Nghê Prana ne propose pas de forfait « digital detox ». Jamais. Ce que nous opérons, c'est un lieu où les conditions environnementales qui font fonctionner JOMO sont la valeur par défaut. Pas de musique au lobby. Pas de TV dans les espaces communs. Le restaurant ferme avant 21 h. Le turndown se termine avant 20 h, donc pas de pas dans le couloir durant le premier cycle de sommeil. À la deuxième nuit, la plupart des hôtes rapportent avoir naturellement posé leur téléphone, non parce que nous le leur avons demandé, mais parce que l'environnement cesse de les récompenser quand ils le ramassent.
Voilà la version du voyage JOMO que la littérature soutient : non une cérémonie coûteuse d'une semaine de remise de téléphone, mais un environnement correctement calme dans lequel le protocole en quatre points devient facile par défaut.
La version plus petite, moins chère
Note finale en toute honnêteté : pas besoin de prendre l'avion vers le Centre-Vietnam pour gagner 45 minutes de sommeil. Vous pouvez appliquer le « téléphone dans le tiroir le soir » dès ce soir, depuis votre chambre. La raison pour laquelle le voyage compte malgré tout : la réduction de friction. La maison combat activement JOMO — partenaire qui vous interpelle, notifications du logiciel pro, bruit de fond de la rue, chambre vive à 7 h à travers un rideau fin.
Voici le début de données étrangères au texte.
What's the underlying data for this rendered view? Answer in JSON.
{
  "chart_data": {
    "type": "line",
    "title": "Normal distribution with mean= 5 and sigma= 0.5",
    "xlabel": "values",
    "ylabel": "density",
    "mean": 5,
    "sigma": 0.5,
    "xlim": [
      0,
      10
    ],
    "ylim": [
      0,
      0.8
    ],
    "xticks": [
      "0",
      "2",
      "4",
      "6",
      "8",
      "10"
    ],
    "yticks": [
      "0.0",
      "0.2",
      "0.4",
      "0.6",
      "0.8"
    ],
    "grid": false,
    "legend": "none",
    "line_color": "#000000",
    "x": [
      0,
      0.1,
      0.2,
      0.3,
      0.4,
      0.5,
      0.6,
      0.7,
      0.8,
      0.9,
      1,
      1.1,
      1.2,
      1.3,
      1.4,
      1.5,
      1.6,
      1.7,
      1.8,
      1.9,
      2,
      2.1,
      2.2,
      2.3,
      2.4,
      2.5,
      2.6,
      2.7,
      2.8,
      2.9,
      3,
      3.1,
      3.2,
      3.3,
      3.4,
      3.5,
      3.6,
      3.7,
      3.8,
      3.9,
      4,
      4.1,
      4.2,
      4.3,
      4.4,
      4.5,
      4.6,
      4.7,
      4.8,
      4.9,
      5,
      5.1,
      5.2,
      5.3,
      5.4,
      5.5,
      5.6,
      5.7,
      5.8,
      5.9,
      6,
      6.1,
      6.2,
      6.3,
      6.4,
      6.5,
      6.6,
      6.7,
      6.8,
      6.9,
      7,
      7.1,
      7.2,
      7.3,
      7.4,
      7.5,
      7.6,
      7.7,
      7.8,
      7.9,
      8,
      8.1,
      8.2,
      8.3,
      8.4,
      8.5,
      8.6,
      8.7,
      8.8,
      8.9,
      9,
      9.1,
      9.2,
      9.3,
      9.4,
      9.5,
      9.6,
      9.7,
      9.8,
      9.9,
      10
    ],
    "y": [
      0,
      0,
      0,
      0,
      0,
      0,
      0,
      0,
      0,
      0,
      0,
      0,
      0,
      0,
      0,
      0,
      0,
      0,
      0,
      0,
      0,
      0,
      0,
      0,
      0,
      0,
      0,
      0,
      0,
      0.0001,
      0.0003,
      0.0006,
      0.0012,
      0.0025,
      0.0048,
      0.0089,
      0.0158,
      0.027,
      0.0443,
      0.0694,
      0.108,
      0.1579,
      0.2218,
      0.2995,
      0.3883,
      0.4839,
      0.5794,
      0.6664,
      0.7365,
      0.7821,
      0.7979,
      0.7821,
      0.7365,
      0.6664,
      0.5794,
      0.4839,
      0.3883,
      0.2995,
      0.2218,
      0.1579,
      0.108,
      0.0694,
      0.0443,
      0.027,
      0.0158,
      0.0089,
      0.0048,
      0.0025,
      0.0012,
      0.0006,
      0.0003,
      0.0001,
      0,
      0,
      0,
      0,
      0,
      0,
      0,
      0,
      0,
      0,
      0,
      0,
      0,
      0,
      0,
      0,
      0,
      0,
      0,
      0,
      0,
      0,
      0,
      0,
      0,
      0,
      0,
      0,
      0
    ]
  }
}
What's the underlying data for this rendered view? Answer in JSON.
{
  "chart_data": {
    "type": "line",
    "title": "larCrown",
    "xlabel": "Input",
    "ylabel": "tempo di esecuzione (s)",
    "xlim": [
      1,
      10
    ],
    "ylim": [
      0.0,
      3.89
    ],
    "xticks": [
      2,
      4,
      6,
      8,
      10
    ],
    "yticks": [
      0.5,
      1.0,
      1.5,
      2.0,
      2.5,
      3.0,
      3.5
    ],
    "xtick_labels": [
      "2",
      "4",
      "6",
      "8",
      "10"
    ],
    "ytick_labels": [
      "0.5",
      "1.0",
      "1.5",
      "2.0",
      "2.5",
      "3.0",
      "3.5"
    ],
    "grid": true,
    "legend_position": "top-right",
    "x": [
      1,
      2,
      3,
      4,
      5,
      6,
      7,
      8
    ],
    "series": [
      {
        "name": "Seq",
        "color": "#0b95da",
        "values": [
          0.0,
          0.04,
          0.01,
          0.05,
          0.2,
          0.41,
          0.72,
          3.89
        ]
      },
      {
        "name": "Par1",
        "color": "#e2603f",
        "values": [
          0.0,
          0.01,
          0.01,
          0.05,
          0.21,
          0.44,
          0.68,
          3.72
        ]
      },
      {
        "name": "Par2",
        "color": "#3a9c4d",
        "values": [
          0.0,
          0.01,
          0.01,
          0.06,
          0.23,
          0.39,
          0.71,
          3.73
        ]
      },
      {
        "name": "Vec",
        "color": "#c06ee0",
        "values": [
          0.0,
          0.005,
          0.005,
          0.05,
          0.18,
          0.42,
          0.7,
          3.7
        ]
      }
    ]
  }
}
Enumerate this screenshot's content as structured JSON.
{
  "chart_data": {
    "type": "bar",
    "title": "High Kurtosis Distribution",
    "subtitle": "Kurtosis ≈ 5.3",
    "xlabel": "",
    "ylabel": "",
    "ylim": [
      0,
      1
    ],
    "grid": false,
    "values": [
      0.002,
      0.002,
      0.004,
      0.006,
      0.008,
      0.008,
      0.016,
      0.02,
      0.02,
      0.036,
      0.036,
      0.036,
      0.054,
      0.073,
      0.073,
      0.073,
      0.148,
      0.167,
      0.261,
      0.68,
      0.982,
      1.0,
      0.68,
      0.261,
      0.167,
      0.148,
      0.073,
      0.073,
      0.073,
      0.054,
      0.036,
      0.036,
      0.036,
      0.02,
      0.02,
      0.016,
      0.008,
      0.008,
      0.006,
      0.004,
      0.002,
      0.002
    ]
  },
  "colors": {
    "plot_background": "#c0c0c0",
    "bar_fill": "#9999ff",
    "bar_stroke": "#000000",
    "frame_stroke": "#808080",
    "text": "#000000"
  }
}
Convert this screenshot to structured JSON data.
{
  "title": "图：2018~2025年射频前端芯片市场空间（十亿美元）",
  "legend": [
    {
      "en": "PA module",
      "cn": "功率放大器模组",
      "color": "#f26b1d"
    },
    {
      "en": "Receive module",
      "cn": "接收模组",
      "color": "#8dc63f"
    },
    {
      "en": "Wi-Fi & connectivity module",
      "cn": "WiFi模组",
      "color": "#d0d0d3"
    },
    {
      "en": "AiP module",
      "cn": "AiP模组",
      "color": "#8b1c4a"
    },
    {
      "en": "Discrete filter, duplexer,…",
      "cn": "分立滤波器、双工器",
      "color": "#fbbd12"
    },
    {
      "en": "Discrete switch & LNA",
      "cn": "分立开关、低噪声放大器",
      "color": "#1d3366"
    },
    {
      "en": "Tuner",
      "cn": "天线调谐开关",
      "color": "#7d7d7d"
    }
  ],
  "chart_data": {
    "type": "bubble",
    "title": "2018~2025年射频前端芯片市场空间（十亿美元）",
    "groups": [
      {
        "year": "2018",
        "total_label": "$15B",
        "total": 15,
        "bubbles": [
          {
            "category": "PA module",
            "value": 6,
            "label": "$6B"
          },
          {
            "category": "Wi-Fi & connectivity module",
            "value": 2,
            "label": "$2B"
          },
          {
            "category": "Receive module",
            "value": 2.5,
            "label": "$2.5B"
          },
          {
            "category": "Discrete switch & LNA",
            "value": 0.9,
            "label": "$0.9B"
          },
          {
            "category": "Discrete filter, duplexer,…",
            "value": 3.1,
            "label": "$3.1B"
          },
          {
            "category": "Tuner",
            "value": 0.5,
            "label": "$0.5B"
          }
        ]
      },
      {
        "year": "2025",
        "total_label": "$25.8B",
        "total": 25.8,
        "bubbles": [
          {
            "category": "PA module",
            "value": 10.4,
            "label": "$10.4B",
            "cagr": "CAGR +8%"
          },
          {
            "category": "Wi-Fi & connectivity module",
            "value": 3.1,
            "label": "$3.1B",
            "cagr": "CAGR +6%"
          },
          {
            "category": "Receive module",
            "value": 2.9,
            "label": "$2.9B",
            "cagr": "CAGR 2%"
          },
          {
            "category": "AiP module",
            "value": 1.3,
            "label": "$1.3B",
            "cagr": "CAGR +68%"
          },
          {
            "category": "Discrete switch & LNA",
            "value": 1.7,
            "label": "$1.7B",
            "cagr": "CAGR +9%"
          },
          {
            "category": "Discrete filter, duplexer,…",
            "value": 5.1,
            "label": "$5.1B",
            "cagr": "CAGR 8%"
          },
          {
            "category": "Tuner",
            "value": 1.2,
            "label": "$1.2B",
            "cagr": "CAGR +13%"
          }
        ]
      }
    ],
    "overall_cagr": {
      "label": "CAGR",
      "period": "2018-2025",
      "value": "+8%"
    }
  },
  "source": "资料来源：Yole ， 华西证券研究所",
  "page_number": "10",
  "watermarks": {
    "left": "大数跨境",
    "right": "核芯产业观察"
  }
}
Le voyage retire tout cela d'un coup, ce qui laisse l'habitude se former. Cinq jours de JOMO sans friction dans un établissement correctement calme installent souvent l'habitude à domicile qu'une année de volonté seule n'aurait pas obtenue. C'est le voyage réel que vous achetez en réservant un séjour propice à JOMO.
La tendance 2026 est une demande réelle face à une vraie surexposition. La réponse industrielle est mitigée. Le protocole est simple. L'environnement compte plus que le nom du package.